Lord Gilbert of Panteg: We can come back to you on it. I do not think it would carry a legal risk. What I am trying to get at is to meet the objective the Secretary of State sets out in her article by stopping platforms taking down talkRADIO or UK journalism, as defined in the Bill, rather than just putting it outside the scope of the Bill.
Nadine Dorries: I think I understand what you are asking for. If you can put something in a recommendation, we will start work on that, now that we have advance notice of what you are looking at, and then, hopefully, by the time your recommendations come forward on 10 December—
The Chair: By the 10th.
Nadine Dorries: As soon as possible would be wonderful, because we want to get the Bill on the Floor of the House, so the sooner you can make your recommendations, the better.
Chris Philp: For clarity, are you suggesting a hard prohibition on platforms taking down content produced by organisations defined by Clause 40? I think that is your suggestion.
Lord Gilbert of Panteg: That is my suggestion. I think that is much closer to what the Secretary of State defines as protection in her article.

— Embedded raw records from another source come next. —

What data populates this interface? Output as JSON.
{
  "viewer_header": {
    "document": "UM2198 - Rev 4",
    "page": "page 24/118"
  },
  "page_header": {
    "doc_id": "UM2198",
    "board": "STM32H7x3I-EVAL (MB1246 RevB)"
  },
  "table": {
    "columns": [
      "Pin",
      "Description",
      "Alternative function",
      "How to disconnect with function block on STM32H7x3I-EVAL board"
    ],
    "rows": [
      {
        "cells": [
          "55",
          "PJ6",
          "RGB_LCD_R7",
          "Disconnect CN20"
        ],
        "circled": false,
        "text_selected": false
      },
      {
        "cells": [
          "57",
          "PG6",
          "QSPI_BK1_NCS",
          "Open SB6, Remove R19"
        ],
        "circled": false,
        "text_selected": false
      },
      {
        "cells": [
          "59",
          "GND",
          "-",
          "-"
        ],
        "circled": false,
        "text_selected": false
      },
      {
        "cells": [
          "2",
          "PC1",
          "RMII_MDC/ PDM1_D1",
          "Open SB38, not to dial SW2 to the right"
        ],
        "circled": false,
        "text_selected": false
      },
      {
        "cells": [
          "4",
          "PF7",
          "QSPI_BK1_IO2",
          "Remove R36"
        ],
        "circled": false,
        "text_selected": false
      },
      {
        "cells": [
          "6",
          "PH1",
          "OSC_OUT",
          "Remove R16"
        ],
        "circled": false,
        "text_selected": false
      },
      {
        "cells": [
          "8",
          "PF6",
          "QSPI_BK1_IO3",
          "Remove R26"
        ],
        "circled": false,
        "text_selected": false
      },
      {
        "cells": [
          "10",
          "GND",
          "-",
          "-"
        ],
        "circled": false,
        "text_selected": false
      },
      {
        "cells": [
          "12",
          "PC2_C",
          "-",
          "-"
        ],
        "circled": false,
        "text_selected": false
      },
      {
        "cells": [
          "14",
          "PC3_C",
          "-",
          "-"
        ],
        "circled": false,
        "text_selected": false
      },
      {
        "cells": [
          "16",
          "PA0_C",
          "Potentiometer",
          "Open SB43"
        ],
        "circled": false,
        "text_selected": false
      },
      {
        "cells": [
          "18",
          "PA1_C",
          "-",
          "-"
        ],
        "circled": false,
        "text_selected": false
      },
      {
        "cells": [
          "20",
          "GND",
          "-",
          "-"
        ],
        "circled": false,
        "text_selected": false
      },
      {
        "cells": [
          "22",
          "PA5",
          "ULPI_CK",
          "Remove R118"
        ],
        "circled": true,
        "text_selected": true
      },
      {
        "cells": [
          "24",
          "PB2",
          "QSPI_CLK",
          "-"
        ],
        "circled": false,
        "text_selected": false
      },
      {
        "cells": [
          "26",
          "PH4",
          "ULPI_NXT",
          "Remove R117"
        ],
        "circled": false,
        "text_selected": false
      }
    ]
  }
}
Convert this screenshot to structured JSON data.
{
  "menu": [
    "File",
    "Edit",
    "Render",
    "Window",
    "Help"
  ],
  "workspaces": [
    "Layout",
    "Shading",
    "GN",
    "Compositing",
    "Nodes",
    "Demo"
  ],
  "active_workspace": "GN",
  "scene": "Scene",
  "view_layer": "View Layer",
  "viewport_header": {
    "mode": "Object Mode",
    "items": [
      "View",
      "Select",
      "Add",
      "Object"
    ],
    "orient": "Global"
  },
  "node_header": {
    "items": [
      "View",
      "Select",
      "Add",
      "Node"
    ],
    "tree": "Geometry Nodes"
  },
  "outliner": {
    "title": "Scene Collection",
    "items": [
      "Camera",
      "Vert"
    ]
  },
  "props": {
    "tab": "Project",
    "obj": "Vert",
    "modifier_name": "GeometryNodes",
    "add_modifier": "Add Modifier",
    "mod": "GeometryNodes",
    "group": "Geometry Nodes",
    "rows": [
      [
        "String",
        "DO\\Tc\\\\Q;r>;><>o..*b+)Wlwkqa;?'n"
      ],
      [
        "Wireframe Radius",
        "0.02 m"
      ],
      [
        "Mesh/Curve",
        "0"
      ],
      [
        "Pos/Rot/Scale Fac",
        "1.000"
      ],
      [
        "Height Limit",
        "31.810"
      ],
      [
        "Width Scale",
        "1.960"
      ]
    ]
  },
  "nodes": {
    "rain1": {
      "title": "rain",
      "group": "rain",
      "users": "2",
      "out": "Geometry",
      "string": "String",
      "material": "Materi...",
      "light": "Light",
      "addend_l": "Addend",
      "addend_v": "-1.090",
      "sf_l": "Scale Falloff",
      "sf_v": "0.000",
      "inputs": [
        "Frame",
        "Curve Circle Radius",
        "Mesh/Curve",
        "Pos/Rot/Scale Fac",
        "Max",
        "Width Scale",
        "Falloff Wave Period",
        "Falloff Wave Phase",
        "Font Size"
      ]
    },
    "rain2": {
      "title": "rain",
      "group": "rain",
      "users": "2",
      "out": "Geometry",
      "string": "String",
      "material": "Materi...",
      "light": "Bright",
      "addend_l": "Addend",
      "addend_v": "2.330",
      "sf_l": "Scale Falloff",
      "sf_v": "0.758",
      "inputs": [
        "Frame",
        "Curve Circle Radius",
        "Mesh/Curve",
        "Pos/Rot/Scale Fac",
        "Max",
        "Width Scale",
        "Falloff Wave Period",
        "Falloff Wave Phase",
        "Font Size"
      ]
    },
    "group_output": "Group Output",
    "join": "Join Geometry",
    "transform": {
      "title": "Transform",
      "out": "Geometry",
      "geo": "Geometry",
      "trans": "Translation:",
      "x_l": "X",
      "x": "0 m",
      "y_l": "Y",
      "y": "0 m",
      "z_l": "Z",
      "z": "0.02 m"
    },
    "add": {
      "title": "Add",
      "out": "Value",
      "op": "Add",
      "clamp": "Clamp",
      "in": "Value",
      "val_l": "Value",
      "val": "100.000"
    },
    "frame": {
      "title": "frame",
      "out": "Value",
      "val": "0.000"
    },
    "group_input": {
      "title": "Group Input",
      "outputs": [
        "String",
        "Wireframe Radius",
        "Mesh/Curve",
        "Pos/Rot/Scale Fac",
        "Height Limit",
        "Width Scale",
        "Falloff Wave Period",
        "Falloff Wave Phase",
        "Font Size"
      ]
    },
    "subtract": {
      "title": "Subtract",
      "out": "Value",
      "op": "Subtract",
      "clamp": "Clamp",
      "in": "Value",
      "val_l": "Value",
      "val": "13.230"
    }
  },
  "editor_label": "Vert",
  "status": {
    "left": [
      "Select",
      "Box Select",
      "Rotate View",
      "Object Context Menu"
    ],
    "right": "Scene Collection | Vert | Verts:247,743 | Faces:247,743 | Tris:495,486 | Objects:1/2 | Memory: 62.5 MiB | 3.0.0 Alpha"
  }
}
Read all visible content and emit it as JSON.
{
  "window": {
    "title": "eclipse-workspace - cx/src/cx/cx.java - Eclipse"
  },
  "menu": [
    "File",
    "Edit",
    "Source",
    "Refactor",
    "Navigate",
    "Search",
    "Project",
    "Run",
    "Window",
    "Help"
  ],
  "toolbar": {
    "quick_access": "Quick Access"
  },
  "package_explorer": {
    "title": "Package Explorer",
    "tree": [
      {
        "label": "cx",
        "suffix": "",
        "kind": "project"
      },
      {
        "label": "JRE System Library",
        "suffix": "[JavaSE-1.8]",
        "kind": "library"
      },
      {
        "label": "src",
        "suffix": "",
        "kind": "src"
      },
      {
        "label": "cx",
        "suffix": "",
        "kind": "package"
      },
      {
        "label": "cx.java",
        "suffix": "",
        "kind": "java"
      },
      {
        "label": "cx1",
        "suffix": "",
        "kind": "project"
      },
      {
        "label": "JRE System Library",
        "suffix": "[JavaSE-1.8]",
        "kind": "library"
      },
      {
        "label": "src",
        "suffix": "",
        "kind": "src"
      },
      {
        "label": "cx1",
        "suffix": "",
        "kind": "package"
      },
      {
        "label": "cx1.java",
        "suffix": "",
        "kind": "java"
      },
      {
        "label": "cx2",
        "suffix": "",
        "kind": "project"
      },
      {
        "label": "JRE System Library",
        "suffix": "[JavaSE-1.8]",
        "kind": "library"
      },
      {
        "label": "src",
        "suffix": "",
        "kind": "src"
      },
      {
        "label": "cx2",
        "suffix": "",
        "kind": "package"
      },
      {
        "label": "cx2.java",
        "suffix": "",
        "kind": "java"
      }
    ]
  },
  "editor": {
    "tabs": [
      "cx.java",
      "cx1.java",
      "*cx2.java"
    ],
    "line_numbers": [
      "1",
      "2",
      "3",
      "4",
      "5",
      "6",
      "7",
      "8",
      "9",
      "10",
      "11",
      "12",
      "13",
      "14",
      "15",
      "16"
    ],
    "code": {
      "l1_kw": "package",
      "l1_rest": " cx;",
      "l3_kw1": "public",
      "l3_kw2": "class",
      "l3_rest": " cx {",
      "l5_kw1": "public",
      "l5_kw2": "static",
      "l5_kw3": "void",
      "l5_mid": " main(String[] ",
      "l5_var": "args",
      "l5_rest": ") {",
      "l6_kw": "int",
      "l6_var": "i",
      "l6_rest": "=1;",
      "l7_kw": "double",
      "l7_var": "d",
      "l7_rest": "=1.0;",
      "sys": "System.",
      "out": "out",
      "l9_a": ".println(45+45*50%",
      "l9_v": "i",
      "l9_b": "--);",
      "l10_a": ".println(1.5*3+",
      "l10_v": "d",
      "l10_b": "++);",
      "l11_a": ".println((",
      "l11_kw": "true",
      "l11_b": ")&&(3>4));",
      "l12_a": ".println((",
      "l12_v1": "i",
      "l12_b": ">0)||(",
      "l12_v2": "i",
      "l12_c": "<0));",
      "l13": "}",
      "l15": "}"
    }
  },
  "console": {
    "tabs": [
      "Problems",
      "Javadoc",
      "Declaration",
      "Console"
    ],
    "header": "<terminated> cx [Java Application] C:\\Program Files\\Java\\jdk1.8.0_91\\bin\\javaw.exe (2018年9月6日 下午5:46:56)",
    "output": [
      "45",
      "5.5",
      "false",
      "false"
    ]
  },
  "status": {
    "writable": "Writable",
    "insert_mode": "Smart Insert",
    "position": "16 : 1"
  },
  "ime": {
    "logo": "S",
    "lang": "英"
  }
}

Chris Philp: As one clarifying question, does Clause 14 as drafted, which protects journalistic content, not come very close to doing that already?
Lord Gilbert of Panteg: No, I do not think it does.
Chris Philp: Why not?
Lord Gilbert of Panteg: I still think the platform, on the basis of its own sensibilities, can take stuff down. It does not.
Nadine Dorries: There would be a right of appeal, but it could if it wanted to. We need to look at that, and that is work we need to do
Lord Gilbert of Panteg: A right of appeal is no good for a news organisation because by the time—
Nadine Dorries: The right of appeal we are putting into the Bill has to be a swift response, so it would not be down for long if it was down. Again, I cite the David Davis video, which was long and tortuous to get back up. If they took down democratic content, Ofcom would be able, quite quickly, to keep an eye on that, and make sure it got back up quite quickly. We have that provision on the right of appeal and making them respond and act quickly, but I think we need to take it away and do some work on it.
Lord Gilbert of Panteg: Thank you.
Q283 The Chair: On these freedom of speech questions, obviously the Bill makes social media platforms responsible for enforcing actions that relate to speech, content, and things people have posted. It is doing that at the request of the state, at the request of the Government. Therefore, it would be reasonable to assume that the provisions under the ECHR would apply in that circumstance. If the speech is illegal under criminal law, it is quite clear that there is responsibility to act. Where speech is legal but harmful as set out in the Bill, it would be interesting to know what the department’s view is on compliance with ECHR requirements, with regard to freedom of expression in particular.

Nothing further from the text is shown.